Título: Crimes lembram 'O Nome da Rosa'
Autor: João Domingos
Fonte: O Estado de São Paulo, 13/04/2005, Metrópole, p. C1

A Paróquia Bom Jesus, no bairro pobre do Novo Mundo, fica a três quilômetros do Estádio Serra Dourada, onde em 1991 o papa João Paulo II celebrou uma missa para milhares de fiéis, num altar feito à semelhança do cocar de um índio. É muito simples. Fica numa praça, onde termina a linha de ônibus do Novo Mundo. Do outro lado um templo da Assembléia de Deus disputa os fiéis. Embora em nada se pareça com a abadia onde se passa O Nome da Rosa, de Umberto Eco, as mortes dos padres lembram o romance. Dos que comandavam a Paróquia Bom Jesus, dois foram mortos em dois anos; na abadia de Eco, sete padres foram assassinados em sete dias. Na Bom Jesus, a polícia ainda não conseguiu pistas definitivas sobre os assassinos ou as perdeu definitivamente com as mortes; na abadia do Nome da Rosa, o padre franciscano William de Baskerville e seu assistente Adso de Melk decifram tudo o que vinha acontecendo. Cada um dos mortos tinha seu medo e suas implicações nos casos.

Hoje a Paróquia Bom Jesus é comandada pelo padre Donizeth, que a assumiu há dois meses. A arquidiocese lhe impôs a obrigação do silêncio sobre o caso dos assassinatos. Além do mais, ele está traumatizado com as histórias que ouviu ou leu. E sabe que ainda pode ser procurado por investigadores da polícia.

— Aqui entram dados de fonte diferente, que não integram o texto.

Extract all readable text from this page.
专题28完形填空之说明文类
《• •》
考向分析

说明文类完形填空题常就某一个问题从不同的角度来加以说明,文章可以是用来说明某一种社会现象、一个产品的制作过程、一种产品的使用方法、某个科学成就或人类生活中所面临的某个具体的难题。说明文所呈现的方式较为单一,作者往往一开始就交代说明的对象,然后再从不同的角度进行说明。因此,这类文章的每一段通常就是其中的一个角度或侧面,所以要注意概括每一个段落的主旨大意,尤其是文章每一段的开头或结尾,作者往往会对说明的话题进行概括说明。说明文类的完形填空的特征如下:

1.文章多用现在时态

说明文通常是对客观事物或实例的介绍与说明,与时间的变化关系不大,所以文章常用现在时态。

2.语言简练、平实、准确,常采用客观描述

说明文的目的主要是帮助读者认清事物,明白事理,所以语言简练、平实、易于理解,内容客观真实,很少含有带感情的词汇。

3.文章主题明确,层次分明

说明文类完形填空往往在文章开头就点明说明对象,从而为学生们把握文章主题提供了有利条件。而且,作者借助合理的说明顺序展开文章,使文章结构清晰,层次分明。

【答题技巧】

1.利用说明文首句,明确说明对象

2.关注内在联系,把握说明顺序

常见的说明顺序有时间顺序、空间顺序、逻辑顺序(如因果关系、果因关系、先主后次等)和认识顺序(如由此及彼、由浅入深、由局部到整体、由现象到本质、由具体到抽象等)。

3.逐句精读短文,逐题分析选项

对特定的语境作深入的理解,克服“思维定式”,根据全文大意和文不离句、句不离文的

Ele diz, no entanto, que o rebanho começa a voltar. "Só posso dizer que as coisas estão melhorando e que a igreja voltou a ser bem freqüentada", garante.

A paróquia tem uma escola de informática para carentes e um centro de recuperação de alcoólatras. A igreja, erguida pelo padre Bernardino com a contribuição dos fiéis, tem 96 bancos de madeira. Nas paredes estão pequenos quadros com a via-crúcis, que narram os últimos momentos da vida de Jesus Cristo.

Num grande cartaz, logo na entrada, há a informação de que no mês de março 325 pessoas pagaram o dízimo, que somou R$ 7.037,10. As ofertas anônimas chegaram a R$ 1.796,59. Esse aviso é um cuidado do pároco atual, já que o antecessor, padre Bernardino, era suspeito de desviar o dinheiro da igreja.

Padre Donizeth atribui tudo o que foi feito na paróquia ao empenho de Bernardino, embora evite fazer qualquer juízo de valor a respeito do sacerdote que comandou por tanto tempo a paróquia e acabou se envolvendo em uma história de amor com um aluno. Foi apontado como suspeito de assassinato, tendo ficado preso por dez dias e, posteriormente, morto em circunstâncias tão misteriosas que até hoje o carro em que estava, um Santana, continua desaparecido.

Jaqueline, de 19 anos, batizada pelo padre Moacir Bernardino, diz que até hoje não entende direito o que aconteceu. Como outras pessoas da vizinhança, afirma que tudo parece um pesadelo. "Conheci muito o padre Bernardino. Isso tudo é muito triste."